Another fundamental question is that of memory capacity– how many experiences can the network store and recall without interference? To address this question, we first consider the simple scenario in which all cell assemblies are fully segregated, that is, no neuron belongs to more than one assembly. In this case, the number of cell assemblies supported by the CA3 network is given by the total number of CA3 pyramidal cells divided by the assembly size, i.e. the number of CA3 pyramidal cells constituting each assembly. This factor is related to the sparseness ratio (γ), defined as the percentage of cells activated during an experience (Almeida et al., 2007). Theoretical insights and experimental evidence from humans and rats offered constraints for γ; using these constraints as a guide, we tested cell assembly sizes between 50 and 600 (0.067% <= γ <= 0.8%; (Almeida et al., 2007; Guzman et al., 2016; Treves & Rolls, 1991; Waydo et al., 2006; Bennett et al., 1997); Materials and Methods).

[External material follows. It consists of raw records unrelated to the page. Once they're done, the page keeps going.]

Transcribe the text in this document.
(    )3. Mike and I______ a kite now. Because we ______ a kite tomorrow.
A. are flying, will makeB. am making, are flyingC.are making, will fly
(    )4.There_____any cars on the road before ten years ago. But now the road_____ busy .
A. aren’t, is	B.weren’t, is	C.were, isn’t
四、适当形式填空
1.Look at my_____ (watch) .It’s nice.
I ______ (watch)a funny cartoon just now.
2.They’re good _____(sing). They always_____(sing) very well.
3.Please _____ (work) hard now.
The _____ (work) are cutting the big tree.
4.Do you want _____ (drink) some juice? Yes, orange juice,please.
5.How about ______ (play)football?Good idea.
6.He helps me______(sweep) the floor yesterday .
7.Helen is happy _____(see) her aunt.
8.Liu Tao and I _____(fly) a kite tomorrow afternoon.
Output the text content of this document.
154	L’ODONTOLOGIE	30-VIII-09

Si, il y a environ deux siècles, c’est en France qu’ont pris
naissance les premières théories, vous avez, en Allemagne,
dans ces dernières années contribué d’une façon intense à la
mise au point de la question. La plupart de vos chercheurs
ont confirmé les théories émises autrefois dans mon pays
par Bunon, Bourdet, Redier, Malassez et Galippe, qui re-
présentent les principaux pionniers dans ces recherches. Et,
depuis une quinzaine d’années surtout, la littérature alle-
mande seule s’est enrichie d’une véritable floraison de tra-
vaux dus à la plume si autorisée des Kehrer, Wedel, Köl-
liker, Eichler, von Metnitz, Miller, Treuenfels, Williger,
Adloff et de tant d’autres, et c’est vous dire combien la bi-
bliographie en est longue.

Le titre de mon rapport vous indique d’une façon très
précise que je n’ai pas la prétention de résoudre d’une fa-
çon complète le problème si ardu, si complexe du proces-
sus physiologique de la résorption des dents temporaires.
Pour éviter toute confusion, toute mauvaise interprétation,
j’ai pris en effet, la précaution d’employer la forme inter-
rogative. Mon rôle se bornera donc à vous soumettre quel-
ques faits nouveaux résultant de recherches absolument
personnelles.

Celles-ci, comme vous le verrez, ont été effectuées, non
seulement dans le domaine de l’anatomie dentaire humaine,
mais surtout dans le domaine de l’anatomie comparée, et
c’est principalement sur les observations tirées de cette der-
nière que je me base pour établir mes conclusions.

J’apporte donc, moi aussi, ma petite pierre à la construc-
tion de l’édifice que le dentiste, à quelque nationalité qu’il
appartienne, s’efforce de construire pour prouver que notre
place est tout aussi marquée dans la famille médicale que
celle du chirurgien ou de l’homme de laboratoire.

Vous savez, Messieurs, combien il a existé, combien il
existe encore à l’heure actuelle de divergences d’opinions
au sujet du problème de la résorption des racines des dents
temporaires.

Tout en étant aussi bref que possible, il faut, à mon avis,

We trained networks on 40, 65, and 95 presentation sets to create assemblies of variable size and tested on patterns degraded by 50%. Interestingly, smaller sized assemblies performed best with fewer presentations (40 sets), while larger sized assemblies performed best with more presentations (65 and 95 sets) (Fig. 5a). Additionally, there was a stable range of assembly sizes between 150 and 600 where reconstruction accuracy improved with more training; the best performance occurred for an assembly size of 275 (0.33% of the total network size). Assembly sizes smaller than 150 with additional training performed worse due to pattern interference (Supplementary Fig. 5). Furthermore, as observed in the previous section, the choice of either 65 or 95 presentation sets within this range conferred similar pattern reconstruction accuracy. Moreover, application of a different synaptic downscaling method (subtractive normalization) or not normalizing synaptic weights at all led to comparable reconstruction accuracies; however, without downscaling, the stable range of assembly sizes was narrower, as accuracy decreased with additional training (Supplementary Fig. 6).

Fig. 5
figure 5

A range of cell assembly sizes can support robust pattern completion. (a) Reconstruction accuracies for a range of cell assembly sizes throughout learning with 50% pattern degradation. (b) Effect of assembly size on reconstruction accuracy with increased pattern degradation levels of 30, 70, and 97.5%

Utilizing SNNs trained on 40 and 65 presentation sets, we further tested pattern completion for the range of assembly sizes with increased pattern degradation percentages of 70 and 97.5% (Fig. 5b). Notably, assembly sizes of 100 and 150 displayed the best pattern completion in response to these highly degraded input patterns and exhibited weak pattern completion even when only 2.5% of an input pattern was provided. Therefore, in the presence of severely degraded input patterns, smaller assembly sizes (100 and 150) performed best in the SNN, whereas across moderate to high degradation levels an assembly size of 275 offered the best performance.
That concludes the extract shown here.